Quanto successo
nei mesi scorsi sulle case occupate e l’obbligo di pagamento dell’IMU lascia
sperare in un futuro – almeno in tema – meno scuro del passato recente, quello,
per intendersi, della “Seconda Repubblica”.
Da una parte il Governo,
su “spinta” di Salvini, ha tolto l’obbligo dei proprietari di pagare l’IMU se i
loro immobili sono stati occupati abusivamente (e l’occupazione denunciata al
giudice penale); dall’altra la Corte Costituzionale, sempre nel caso di
occupazione abusiva denunciata ha dichiarato incostituzionale l’art. 9, I
comma, previgente alla modifica (L. 197/2022 del governo Meloni), che imponeva
al proprietario di pagare l’IMU anche se non ricavava alcuna utilità dall’immobile
occupato abusivamente (sent. 60/2024).
La Corte
costituzionale ha argomentato la propria decisione dal fatto che, non avendo il
proprietario alcuna utilità dall’immobile, l’imposizione era violazione al
principio della capacità contributiva, cioè all’art. 53 della Costituzione (letta
anche in connessione con l’art. 3). Ma a chi scrive pare che la arpagonista pretesa di farsi pagare dai
cittadini anche se questi non possano ricavare alcunché dalla proprietà,
abusivamente occupata, sia contraria a qualcosa di ancor più generale della normativa costituzionale.
Invero, e come
risulta dalla narrativa della sentenza 60/2024 della Corte, il proprietario si
doleva che da 7 anni fosse occupato l’immobile e, malgrado ciò e il sequestro
disposto dall’autorità giudiziaria, questo non fosse stato eseguito per diversi
anni. Così che lo Stato che pretendeva l’imposta, non assicurava affatto che all’obbedienza fiscale del contribuente
corrispondesse la protezione del
diritto di proprietà.
Thomas Hobbes, com’è
noto, vedeva nel rapporto tra protezione ed obbedienza il fondamento dell’obbligazione
politica. Chiudeva il Leviathan
affermando di averlo scritto “senza altro scopo che di porre davanti agli occhi
degli uomini la mutua relazione tra
protezione ed obbedienza; alle quali la condizione della natura umana e le
leggi divine – tanto naturali che positive – richiedono un’osservanza
inviolabile”. Questa è una legge di natura “Il fine dell’obbedienza è la
protezione, alla quale, dovunque sia vista da un uomo, o nella propria o nell’altrui
spada, la natura fa aderire l’obbedienza di lui, e il suo sforzo per mantenerla”.

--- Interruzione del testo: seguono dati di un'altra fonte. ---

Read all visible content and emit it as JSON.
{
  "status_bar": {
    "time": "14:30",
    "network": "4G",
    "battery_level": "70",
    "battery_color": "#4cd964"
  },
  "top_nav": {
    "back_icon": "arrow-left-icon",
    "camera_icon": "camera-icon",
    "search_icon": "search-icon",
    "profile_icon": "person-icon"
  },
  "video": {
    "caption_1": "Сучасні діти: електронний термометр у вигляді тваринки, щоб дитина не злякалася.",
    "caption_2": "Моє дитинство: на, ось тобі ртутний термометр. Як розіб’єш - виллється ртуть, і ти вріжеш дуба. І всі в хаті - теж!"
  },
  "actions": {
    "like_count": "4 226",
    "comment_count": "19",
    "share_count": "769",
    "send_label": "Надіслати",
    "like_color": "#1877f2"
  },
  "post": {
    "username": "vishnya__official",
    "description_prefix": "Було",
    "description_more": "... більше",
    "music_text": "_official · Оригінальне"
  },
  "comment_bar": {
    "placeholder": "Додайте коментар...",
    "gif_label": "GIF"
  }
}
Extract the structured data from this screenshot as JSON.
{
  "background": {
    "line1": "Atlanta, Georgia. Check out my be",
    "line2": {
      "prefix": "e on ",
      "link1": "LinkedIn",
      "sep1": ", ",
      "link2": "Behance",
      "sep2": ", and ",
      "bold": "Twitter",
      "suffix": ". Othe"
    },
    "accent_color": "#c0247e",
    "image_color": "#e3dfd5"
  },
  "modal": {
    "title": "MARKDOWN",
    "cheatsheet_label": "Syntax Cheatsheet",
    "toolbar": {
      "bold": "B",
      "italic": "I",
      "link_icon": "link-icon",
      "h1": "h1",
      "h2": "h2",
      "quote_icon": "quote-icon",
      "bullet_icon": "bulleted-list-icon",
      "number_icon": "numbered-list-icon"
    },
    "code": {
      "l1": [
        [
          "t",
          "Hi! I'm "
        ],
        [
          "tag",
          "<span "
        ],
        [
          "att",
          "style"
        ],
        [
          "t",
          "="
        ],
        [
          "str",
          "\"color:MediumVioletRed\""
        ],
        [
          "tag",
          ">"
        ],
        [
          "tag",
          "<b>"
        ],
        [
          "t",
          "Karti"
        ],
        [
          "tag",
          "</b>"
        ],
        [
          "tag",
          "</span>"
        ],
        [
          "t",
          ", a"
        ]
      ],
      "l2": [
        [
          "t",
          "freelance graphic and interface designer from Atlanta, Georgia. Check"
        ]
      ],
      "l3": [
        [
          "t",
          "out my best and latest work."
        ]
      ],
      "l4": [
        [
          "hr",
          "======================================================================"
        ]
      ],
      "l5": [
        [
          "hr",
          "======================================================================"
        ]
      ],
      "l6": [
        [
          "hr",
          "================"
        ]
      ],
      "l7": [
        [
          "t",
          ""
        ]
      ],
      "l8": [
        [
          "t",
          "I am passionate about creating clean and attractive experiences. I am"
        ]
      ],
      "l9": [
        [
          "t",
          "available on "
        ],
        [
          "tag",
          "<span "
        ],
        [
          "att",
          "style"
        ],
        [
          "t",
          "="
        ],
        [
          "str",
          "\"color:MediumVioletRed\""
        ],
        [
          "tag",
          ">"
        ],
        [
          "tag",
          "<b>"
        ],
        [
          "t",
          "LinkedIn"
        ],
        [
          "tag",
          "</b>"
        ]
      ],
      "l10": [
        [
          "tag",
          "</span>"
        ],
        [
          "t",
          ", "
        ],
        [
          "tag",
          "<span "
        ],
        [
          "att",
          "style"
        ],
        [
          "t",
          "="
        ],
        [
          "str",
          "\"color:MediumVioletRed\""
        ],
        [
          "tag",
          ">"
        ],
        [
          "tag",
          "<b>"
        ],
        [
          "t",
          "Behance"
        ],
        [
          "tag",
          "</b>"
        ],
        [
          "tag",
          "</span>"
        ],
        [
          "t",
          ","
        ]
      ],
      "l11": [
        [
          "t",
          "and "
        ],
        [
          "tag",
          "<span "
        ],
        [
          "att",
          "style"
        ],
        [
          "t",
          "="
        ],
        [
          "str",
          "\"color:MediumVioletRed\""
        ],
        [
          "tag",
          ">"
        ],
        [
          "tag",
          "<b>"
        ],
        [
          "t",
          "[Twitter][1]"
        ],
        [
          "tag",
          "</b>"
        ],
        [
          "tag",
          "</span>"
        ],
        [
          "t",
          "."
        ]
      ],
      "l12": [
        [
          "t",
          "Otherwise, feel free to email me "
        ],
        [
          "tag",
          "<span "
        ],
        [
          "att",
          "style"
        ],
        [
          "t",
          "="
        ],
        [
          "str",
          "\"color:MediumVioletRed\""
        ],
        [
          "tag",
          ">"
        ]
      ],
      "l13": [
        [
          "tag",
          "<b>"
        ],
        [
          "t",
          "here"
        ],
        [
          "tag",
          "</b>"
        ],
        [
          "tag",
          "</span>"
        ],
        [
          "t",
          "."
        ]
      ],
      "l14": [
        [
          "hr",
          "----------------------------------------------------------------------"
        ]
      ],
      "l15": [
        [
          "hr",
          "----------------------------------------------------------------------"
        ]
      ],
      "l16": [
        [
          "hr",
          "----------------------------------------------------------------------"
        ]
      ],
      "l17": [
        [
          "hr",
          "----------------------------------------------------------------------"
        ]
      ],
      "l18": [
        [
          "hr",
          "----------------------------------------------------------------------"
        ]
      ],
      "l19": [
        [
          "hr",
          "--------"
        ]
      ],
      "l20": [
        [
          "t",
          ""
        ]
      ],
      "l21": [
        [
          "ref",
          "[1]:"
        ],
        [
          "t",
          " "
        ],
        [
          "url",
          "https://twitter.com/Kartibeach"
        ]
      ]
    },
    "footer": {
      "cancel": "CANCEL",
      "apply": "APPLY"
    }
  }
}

Senza la protezione, viene meno l’obbligo dell’obbedienza “L’obbligo dei
sudditi verso il sovrano s’intende che duri fino a che, ma non più di quanto
dura il potere, col quale egli è capace di proteggere quelli, poiché il
diritto, che gli uomini hanno da natura di proteggere se stessi, quando nessun
altro possa proteggerli, non può essere abbandonato con nessun patto”. Invece
nella visione legalitaria (??) della
seconda Repubblica (anche) il suddito contribuente deve pagare il potere
pubblico anche se questo è inadempiente a proteggerlo. Perché? Le risposte sono
quelle tanto spesso ripetute “ce lo chiede l’Europa”, per il “bene comune” (ma
di chi? Di tutti o di qualcuno che di quella imposta campa?) e così via.
Onde che si
riconduca, a mezzo della capacità
contributiva, l’obbedienza al dovere di protezione è sicuramente un passo
avanti. Anche perché se vogliamo che siano realmente protetti i diritti del
cittadino, occorre che la mancata protezione dello Stato sia “sanzionata” con
la mancata percezione dell’imposta. Se invece si desidera che tutto rimanga
uguale non c’è che da mantenere ad un
potere predatorio ed inefficiente l’impunità economica.